What then is the goal of public education? Mencken explains:

The aim of public education is not to spread enlightenment at all; it is simply to reduce as many individuals as possible to the same safe level, to breed and train a standardized citizenry, to put down dissent and originality. That is its aim in the United States, whatever the pretensions of politicians, pedagogues and other such mountebanks, and that is its aim everywhere else.

Mencken goes on to say that the purpose of public schools is visible in countries which had them long before America, one of which was Prussia. Prussian schools, upon which the modern American school is modeled, had “the quite different aim of putting down political and economic heresy. Their purpose,” Mencken continues, “is to make docile and patriotic citizens, to pile up majorities, to make John Doe and Richard Doe as nearly alike, in their everyday reactions and ways of thinking, as possible.”    

And there we are. The picture of American schools that has crystalized since the pandemic brought public education home – even when teachers don’t want us to see that true picture – was predicted nearly a century before.

The funny thing is, Mencken wrote these words while reviewing a book by Upton Sinclair on America’s schools. Although a prominent democratic socialist, Sinclair appears to have been aghast at the “organized stupidity” in the public schools.
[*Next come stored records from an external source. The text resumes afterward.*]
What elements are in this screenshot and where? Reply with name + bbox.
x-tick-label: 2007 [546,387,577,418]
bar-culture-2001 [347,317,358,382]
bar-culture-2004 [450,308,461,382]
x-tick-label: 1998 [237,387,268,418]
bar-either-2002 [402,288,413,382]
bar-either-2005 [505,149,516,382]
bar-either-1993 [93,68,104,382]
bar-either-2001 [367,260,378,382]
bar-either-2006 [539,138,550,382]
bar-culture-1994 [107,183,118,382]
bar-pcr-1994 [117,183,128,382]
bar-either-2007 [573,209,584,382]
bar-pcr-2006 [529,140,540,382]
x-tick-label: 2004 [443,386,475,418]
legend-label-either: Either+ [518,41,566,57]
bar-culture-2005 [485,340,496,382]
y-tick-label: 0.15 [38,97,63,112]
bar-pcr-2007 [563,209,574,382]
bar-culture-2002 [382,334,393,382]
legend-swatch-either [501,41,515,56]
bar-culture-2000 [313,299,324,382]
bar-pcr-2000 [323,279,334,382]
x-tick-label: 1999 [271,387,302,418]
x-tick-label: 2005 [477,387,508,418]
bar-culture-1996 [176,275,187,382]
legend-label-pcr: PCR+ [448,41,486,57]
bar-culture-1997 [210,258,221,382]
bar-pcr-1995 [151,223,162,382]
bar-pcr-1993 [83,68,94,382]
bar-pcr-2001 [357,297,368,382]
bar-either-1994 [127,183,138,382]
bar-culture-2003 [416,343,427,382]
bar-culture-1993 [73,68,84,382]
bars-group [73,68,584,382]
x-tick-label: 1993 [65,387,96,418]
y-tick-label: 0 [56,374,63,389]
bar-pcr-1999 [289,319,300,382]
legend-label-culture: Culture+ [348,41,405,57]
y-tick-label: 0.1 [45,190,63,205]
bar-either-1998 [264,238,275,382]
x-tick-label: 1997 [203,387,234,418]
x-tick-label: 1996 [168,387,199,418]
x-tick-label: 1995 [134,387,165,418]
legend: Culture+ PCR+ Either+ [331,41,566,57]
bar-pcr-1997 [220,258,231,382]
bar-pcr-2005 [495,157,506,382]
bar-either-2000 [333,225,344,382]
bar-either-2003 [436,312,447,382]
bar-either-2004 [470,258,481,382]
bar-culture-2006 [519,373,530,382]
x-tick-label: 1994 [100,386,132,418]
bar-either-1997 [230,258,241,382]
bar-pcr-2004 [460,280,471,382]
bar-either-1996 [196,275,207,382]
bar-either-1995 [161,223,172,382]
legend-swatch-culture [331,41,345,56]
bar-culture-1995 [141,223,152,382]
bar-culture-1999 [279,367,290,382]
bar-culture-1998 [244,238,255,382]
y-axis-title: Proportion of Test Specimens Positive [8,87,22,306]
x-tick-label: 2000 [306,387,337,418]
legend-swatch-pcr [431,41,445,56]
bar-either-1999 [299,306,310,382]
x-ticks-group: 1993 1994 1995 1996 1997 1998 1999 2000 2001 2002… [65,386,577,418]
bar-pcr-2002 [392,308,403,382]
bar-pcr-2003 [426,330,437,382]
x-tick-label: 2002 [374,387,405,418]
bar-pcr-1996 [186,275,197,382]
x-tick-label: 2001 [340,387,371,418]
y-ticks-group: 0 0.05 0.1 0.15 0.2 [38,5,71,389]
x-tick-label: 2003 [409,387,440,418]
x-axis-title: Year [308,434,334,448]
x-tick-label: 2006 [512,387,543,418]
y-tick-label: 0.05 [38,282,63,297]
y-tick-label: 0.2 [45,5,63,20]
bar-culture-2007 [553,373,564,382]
Like Sinclair, we too can be aghast at such a situation. But if we want our children to grow up as free thinkers who don’t fit the cookie-cutter mold, then we must do more than express shock and outrage at such a situation.

Are we prepared to place our children under the care and instruction of those who truly want them to learn and grow, rather than simply parrot politically correct mantras, even if it means we must make sacrifices and teach them ourselves?